Dosya kapsamına, kararın dayandığı delillerle, yasaya uygun gerektirici nedenler ve ileri sürülen istinaf sebepleri dikkate alındığında mahkeme kararında usul ve esas yönünden yasaya aykırılık bulunmamasına, mahkemece yapılan değerlendirmenin Yargıtay emsal içtihatlarına uygun olmasına, davacı ile ölenin nişanlı olduğu kanıtlanmış ise de, düzenli ve fiili desteklik durumunun kanıtlanamamış olmasına, kaldı ki davacının UYAP kayıtlarına göre 2022 yılı içerisinde evlenmiş olduğunun anlaşılmış olmasına göre; davacı vekilinin tüm istinaf sebepleri yerinde görülmediğinden, istinaf başvurularının HMK’nın 353/1-b-1. maddesi gereğince esastan reddine karar verilmesi gerekmiş, aşağıdaki hüküm tesis edilmiştir.

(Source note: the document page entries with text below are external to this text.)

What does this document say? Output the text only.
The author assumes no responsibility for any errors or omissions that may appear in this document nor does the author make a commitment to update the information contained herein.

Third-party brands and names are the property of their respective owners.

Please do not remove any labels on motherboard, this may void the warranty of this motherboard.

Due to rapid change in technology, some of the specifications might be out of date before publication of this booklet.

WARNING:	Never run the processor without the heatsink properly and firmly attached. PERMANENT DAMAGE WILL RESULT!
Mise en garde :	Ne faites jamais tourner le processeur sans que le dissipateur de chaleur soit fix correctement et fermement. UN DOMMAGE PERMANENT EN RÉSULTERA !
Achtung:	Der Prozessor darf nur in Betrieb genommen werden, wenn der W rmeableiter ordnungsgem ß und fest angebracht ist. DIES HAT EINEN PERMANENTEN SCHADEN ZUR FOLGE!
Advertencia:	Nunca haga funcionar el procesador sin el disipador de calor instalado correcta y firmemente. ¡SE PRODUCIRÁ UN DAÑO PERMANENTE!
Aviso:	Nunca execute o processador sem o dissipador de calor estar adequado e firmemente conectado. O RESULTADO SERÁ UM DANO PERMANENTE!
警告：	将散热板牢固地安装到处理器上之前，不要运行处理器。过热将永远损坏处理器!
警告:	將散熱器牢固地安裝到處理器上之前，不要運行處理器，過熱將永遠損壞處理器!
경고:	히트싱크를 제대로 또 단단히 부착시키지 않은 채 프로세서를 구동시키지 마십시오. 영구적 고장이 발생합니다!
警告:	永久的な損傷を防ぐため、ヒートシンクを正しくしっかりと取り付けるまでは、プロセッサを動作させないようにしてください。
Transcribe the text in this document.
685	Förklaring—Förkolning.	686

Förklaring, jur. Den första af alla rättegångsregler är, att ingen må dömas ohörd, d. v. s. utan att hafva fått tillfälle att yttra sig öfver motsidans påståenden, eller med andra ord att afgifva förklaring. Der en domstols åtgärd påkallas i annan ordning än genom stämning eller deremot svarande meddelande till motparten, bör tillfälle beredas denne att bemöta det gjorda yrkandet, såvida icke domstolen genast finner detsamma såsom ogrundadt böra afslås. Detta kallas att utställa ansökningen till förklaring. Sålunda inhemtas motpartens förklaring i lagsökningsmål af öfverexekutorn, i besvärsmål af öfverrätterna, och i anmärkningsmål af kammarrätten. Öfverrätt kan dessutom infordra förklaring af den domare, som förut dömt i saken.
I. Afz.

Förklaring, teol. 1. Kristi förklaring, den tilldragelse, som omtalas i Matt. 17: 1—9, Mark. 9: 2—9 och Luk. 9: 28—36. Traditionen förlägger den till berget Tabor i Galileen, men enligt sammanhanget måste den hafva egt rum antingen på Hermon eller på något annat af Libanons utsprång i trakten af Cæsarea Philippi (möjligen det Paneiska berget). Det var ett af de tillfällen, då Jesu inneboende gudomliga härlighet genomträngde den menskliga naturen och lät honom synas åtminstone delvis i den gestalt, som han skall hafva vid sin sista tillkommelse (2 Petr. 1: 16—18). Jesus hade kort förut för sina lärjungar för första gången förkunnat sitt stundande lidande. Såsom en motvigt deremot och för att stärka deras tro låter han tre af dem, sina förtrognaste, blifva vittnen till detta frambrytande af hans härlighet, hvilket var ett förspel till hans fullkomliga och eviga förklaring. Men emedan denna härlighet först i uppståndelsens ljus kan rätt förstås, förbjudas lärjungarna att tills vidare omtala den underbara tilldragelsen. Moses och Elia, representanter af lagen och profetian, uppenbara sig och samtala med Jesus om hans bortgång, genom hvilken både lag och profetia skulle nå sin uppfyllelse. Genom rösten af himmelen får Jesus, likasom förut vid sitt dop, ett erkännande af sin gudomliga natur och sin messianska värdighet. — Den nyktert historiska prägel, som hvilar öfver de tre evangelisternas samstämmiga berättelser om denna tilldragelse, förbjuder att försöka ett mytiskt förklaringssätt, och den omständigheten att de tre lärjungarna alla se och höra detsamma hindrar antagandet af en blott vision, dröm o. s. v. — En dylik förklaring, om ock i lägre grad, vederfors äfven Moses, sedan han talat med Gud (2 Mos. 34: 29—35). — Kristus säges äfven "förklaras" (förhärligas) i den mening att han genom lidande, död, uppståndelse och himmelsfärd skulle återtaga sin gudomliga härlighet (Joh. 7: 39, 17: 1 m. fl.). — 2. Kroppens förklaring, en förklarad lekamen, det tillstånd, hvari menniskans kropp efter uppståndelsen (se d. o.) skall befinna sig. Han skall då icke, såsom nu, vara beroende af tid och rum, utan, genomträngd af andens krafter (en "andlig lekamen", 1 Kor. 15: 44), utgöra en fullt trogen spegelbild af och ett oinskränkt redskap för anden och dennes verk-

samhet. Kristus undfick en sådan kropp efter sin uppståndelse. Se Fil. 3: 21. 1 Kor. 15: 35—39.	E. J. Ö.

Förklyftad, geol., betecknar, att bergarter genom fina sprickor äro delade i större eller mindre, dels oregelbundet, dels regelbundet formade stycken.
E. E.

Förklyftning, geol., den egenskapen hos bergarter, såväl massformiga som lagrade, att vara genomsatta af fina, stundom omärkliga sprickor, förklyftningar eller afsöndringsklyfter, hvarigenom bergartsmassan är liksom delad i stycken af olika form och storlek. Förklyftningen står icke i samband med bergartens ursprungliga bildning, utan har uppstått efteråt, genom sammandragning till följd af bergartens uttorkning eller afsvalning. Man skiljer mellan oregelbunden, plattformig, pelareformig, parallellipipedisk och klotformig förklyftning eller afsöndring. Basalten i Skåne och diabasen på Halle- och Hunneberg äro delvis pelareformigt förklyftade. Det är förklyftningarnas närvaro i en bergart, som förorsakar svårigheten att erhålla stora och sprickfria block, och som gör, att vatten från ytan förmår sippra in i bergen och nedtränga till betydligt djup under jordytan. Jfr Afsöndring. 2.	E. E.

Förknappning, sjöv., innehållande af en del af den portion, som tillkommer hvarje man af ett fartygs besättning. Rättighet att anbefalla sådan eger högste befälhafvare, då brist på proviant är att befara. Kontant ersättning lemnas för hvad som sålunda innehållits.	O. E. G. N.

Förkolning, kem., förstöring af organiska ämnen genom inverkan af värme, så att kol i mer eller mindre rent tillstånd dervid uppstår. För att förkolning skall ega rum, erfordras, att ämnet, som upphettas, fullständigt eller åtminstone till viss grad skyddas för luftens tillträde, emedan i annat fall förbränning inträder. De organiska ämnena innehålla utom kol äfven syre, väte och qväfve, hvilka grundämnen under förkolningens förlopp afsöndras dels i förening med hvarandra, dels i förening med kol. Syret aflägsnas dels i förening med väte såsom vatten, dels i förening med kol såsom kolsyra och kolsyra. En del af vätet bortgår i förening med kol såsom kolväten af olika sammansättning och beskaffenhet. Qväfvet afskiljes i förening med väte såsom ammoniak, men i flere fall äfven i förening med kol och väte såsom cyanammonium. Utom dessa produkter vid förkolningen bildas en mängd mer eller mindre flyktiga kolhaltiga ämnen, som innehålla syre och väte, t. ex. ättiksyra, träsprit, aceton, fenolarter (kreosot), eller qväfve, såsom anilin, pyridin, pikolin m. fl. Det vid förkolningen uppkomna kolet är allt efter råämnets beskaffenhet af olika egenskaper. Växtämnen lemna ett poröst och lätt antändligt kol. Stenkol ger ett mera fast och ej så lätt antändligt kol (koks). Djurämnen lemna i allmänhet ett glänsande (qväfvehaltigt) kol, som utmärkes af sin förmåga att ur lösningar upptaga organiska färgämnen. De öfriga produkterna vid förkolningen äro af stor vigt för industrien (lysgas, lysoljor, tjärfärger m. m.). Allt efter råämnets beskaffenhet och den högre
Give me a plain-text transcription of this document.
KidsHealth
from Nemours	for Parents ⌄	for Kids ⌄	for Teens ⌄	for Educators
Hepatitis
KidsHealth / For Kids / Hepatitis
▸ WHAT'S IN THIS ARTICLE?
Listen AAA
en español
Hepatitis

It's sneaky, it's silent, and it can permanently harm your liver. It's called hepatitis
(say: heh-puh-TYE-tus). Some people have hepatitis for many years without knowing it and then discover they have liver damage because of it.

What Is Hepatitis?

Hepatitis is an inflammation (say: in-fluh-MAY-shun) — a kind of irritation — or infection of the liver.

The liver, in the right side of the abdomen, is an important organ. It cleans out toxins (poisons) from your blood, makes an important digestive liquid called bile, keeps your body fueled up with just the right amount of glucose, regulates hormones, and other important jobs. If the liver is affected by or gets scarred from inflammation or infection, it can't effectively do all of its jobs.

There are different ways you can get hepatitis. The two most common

HÜKÜM : Gerekçesi yukarıda izah edildiği üzere;
1-Davacı vekilinin yerel mahkeme kararına yönelik istinaf başvurusunun 6100 Sayılı HMK’nın 353/1-b-1. maddesi gereğince ESASTAN REDDİNE,
2-Davacıdan alınması gereken 179,10 TL maktu istinaf karar ve ilam harcından, peşin alınan 59,30 TL harcın mahsubu ile bakiye 119,80 TL harcın davacıdan tahsili ile hazineye gelir kaydına,
3-Davacı tarafından yapılan istinaf yargılama giderlerinin kendi üzerinde bırakılmasına,
4-HMK’nın 359/4.maddesi gereğince kararın taraflara tebliğine,
5-HMK’nın 333. maddesi gereğince kullanılmayan istinaf gider avansının karar kesinleştiğinde yatırana iadesine,
Dair, dosya üzerinde yapılan inceleme sonunda, HMK.nın 362/1-a maddesi gereğince TEMYİZ YOLU AÇIK olmak üzere 12/04/2023 tarihinde oy birliği ile karar verildi.
Başkan
Üye
Üye
Katip
* Bu belge, 5070 sayılı Kanun hükümleri gereğince elektronik imza ile imzalanmıştır.